Gebouw

Geschiedenis

Section Header

De geschiedenis

Het verhaal van Eperon d’Or begint midden 19e eeuw. Emiel Vandommele is een begaafde leerling van de Izegemse meester-schoenmaker Eduard Dierick, die rond 1830 al laarzen had gemaakt voor de koningen Willem I en Leopold I.

Emiel ontpopt zich als een ambitieus ondernemer en sticht in 1863 het schoenbedrijf Eperon d’Or. Die naam heeft trouwens niets te maken met de Guldensporenslag (Bataille des Eperons d’Or), maar alles met Emiels liefde voor paarden. Zijn keuze voor een Franse firmanaam past perfect in de toenmalige tijdsgeest.

Frans of niet: het gaat Eperon d’Or snel voor de wind. Het bedrijf heeft aanvankelijk geen vaste locatie in de stad en verhuist regelmatig. Niettemin produceren haar 80 werknemers in 1870  toch al 15.000 paar schoenen per jaar.

In 1910 vestigt het bedrijf zich definitief in een eigen fabriek op de huidige locatie aan de Prins Albertlaan. Vandommele en de zijnen hebben zich ondertussen gespecialiseerd in luxeschoenen, vooral voor dames. Izegem profileert zich in die tijd meer en meer als schoenenstad. Het keurmerk ‘Chaussures d’Iseghem’ wordt langzamerhand een garantie voor kwaliteit.

De Izegemse reputatie blijft groeien en Eperon d’Or groeit mee. In 1930 maakt het bedrijf een echt statement, met de bouw van een administratief voorgebouw in art-decostijl. Op dat moment werken er een 180-tal personen bij het bedrijf.

Maar aan alle mooie liedjes komt een eind. Vanaf jaren 1960 gaat de Izegemse schoenensector dramatisch achteruit, onder meer door de felle concurrentie uit Italië en Oost-Europa. Veel bedrijven krijgen harde klappen – ook Eperon d’Or, waar op dat moment de vijfde generatie Vandommele aan het roer staat. In 1967 valt de bijl: het bedrijf gaat failliet.

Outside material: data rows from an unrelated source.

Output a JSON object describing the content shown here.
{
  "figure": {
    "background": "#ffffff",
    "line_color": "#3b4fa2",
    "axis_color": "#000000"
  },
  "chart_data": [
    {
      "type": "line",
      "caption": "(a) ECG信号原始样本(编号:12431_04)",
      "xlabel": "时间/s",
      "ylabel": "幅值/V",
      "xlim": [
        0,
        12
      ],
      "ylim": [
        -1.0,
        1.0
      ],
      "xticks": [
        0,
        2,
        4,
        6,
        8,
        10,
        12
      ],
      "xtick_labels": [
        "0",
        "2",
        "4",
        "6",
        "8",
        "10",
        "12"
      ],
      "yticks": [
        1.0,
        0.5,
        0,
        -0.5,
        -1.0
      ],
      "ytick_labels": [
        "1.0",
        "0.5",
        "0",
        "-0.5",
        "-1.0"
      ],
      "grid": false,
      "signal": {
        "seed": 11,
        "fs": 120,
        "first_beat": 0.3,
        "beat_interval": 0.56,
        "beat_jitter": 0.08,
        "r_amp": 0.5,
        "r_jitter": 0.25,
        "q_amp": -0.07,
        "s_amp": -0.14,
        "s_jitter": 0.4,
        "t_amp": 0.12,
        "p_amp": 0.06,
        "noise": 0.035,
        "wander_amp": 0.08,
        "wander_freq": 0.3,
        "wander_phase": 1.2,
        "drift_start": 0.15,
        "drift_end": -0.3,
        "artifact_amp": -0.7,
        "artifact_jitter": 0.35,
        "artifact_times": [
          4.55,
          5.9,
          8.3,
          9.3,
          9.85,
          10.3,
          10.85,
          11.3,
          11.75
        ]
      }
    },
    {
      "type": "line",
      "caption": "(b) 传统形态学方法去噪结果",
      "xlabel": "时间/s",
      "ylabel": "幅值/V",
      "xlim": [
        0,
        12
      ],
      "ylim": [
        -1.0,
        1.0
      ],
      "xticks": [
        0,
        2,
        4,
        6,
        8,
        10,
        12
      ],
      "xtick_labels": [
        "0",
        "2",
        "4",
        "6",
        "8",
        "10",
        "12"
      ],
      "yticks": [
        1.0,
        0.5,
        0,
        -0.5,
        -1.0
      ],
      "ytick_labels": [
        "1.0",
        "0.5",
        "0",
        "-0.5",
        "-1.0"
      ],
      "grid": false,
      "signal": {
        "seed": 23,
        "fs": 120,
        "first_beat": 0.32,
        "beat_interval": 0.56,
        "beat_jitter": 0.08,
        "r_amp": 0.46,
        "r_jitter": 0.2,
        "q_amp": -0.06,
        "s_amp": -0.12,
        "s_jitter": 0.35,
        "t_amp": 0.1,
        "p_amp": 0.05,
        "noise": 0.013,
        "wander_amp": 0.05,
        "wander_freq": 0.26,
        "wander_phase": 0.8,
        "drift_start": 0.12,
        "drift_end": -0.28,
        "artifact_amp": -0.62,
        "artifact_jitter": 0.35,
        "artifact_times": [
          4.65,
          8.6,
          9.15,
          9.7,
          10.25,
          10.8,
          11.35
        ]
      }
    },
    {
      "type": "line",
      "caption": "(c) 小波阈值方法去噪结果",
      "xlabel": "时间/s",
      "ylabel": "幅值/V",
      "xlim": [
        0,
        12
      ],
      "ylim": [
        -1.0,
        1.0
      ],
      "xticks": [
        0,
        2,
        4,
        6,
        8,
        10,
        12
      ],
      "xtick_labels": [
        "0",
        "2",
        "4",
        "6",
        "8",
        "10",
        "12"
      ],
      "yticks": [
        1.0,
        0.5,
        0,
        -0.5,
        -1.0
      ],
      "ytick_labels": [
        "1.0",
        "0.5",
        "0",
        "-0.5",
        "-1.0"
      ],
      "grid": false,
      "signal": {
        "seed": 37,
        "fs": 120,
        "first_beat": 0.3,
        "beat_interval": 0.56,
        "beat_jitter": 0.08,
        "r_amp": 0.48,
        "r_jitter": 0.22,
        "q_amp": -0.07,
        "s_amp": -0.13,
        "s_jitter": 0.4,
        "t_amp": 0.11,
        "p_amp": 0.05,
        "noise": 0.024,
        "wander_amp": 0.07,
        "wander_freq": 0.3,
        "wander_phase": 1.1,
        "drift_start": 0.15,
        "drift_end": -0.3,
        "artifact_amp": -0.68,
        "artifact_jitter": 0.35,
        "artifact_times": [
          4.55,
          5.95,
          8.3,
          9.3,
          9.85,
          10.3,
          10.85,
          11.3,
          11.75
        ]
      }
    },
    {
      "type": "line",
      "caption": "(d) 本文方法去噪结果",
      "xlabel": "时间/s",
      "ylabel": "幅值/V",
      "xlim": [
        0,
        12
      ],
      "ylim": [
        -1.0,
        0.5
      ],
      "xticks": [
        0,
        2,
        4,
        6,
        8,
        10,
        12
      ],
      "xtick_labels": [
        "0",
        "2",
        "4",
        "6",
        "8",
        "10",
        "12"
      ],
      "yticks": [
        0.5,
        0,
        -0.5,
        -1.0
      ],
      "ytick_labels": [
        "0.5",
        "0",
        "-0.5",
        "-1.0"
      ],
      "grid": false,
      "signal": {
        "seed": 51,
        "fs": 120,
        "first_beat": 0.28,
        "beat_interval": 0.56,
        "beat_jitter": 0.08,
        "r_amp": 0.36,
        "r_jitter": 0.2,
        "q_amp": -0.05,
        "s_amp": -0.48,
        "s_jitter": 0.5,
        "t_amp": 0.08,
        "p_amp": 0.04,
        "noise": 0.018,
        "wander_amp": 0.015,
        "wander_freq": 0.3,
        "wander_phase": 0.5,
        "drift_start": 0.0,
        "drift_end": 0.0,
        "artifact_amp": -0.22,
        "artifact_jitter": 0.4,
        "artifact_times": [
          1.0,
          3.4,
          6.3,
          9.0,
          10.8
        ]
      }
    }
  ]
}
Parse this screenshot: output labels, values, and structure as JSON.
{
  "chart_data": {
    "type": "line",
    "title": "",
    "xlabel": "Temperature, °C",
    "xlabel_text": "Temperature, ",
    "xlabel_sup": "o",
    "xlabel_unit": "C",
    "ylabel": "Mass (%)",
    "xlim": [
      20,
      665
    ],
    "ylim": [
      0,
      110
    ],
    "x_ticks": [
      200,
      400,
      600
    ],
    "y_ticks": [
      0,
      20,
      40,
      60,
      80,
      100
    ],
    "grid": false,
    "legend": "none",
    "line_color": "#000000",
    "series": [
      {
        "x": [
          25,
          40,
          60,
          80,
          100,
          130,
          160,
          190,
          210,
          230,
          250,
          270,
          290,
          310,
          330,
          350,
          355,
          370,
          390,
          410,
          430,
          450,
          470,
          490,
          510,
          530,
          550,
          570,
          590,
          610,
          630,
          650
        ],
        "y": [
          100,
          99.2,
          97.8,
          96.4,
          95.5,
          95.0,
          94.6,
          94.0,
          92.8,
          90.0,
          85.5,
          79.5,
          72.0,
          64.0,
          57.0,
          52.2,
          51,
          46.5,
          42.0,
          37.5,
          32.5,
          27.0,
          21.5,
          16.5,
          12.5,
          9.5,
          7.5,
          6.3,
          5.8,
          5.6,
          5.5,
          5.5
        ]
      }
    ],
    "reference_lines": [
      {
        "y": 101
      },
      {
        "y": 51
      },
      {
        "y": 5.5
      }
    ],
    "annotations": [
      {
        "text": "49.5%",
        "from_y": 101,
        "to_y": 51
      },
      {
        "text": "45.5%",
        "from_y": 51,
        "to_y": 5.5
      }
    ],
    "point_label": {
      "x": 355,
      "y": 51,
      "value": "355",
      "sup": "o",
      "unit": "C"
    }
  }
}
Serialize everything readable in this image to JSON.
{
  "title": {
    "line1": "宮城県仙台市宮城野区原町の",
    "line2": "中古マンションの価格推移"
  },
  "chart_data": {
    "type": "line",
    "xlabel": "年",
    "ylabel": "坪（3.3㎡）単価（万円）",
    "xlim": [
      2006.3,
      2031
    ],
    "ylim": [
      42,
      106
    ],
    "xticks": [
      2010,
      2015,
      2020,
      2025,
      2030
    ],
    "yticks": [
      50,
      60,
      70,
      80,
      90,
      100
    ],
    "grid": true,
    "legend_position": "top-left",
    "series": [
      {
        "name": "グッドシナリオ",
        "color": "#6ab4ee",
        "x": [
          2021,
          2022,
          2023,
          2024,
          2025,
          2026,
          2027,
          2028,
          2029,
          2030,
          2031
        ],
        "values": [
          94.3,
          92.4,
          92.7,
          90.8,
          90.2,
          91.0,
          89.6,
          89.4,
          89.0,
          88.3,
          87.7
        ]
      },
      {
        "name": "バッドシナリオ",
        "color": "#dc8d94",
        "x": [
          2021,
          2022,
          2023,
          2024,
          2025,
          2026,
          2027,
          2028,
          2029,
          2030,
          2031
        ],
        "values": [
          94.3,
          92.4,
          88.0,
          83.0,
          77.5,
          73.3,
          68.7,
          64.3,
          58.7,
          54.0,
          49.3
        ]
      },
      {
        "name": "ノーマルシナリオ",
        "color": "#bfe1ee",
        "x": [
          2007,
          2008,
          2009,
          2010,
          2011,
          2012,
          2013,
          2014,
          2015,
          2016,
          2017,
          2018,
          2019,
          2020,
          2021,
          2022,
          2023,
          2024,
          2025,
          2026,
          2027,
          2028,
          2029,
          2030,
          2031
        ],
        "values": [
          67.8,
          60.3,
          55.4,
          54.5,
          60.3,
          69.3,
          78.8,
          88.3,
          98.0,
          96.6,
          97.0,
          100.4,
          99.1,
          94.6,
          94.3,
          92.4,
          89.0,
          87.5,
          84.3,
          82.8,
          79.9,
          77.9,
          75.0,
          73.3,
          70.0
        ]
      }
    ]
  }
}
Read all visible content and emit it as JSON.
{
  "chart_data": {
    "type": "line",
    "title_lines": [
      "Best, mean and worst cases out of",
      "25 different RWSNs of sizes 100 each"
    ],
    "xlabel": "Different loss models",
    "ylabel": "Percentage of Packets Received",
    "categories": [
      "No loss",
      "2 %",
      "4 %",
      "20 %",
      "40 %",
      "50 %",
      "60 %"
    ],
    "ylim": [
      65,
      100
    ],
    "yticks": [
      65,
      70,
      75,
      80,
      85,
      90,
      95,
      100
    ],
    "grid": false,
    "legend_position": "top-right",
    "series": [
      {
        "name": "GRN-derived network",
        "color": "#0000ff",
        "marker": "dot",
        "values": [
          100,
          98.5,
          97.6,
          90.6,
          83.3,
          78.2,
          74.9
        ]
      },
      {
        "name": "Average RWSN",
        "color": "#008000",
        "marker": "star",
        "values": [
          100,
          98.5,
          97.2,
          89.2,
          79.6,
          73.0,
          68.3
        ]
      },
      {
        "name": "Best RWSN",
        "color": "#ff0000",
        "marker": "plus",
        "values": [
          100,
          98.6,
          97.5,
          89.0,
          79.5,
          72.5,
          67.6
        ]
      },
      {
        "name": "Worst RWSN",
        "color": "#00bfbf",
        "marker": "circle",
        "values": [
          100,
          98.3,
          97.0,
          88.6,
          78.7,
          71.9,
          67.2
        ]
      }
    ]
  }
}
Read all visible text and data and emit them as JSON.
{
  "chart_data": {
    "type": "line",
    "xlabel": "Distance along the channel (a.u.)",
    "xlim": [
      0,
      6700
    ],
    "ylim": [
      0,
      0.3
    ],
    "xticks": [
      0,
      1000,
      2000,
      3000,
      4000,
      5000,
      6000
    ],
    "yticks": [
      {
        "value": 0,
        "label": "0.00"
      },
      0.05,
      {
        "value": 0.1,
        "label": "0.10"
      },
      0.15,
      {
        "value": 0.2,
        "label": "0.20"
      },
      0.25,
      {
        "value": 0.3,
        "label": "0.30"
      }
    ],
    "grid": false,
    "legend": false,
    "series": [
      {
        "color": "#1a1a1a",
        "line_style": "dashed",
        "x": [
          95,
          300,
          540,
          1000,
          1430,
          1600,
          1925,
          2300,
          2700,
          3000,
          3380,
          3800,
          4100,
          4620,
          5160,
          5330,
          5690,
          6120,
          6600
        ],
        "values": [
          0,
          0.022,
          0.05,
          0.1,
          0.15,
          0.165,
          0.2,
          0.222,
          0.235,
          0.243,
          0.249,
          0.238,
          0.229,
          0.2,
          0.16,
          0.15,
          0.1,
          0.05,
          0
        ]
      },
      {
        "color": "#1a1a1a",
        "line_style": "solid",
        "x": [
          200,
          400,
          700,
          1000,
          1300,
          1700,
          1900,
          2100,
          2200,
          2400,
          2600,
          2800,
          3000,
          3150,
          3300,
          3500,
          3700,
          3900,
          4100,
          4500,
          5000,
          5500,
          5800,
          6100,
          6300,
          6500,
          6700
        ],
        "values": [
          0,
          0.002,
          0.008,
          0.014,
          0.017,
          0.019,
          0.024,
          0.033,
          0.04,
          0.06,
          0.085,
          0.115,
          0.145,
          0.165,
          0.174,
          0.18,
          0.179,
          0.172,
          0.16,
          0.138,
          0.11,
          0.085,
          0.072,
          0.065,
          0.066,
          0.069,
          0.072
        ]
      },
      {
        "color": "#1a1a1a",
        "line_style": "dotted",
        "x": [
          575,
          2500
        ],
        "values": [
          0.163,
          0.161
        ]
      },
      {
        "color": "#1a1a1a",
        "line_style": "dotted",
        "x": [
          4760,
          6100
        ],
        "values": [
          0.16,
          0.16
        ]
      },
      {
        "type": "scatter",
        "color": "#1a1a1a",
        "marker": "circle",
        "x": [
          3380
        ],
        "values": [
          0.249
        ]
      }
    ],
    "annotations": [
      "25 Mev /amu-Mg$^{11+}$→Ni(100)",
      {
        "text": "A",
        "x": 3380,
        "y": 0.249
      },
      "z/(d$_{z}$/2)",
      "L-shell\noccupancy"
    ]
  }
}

De gebouwen ontsnappen gelukkig aan de sloophamer. Houtbedrijf Veroutiz koopt de site op en verhuurt lange tijd het voorgebouw aan het bedrijf Vandemoortele. In 1999 wordt het art-decovoorgebouw officieel beschermd als monument. Zes jaar later koopt de stad Izegem het aan. Nog eens zes jaar later, in 2011, komt ook de achterliggende fabriekshal in handen van de stad. Eperon d’Or is klaar voor een heel nieuw leven…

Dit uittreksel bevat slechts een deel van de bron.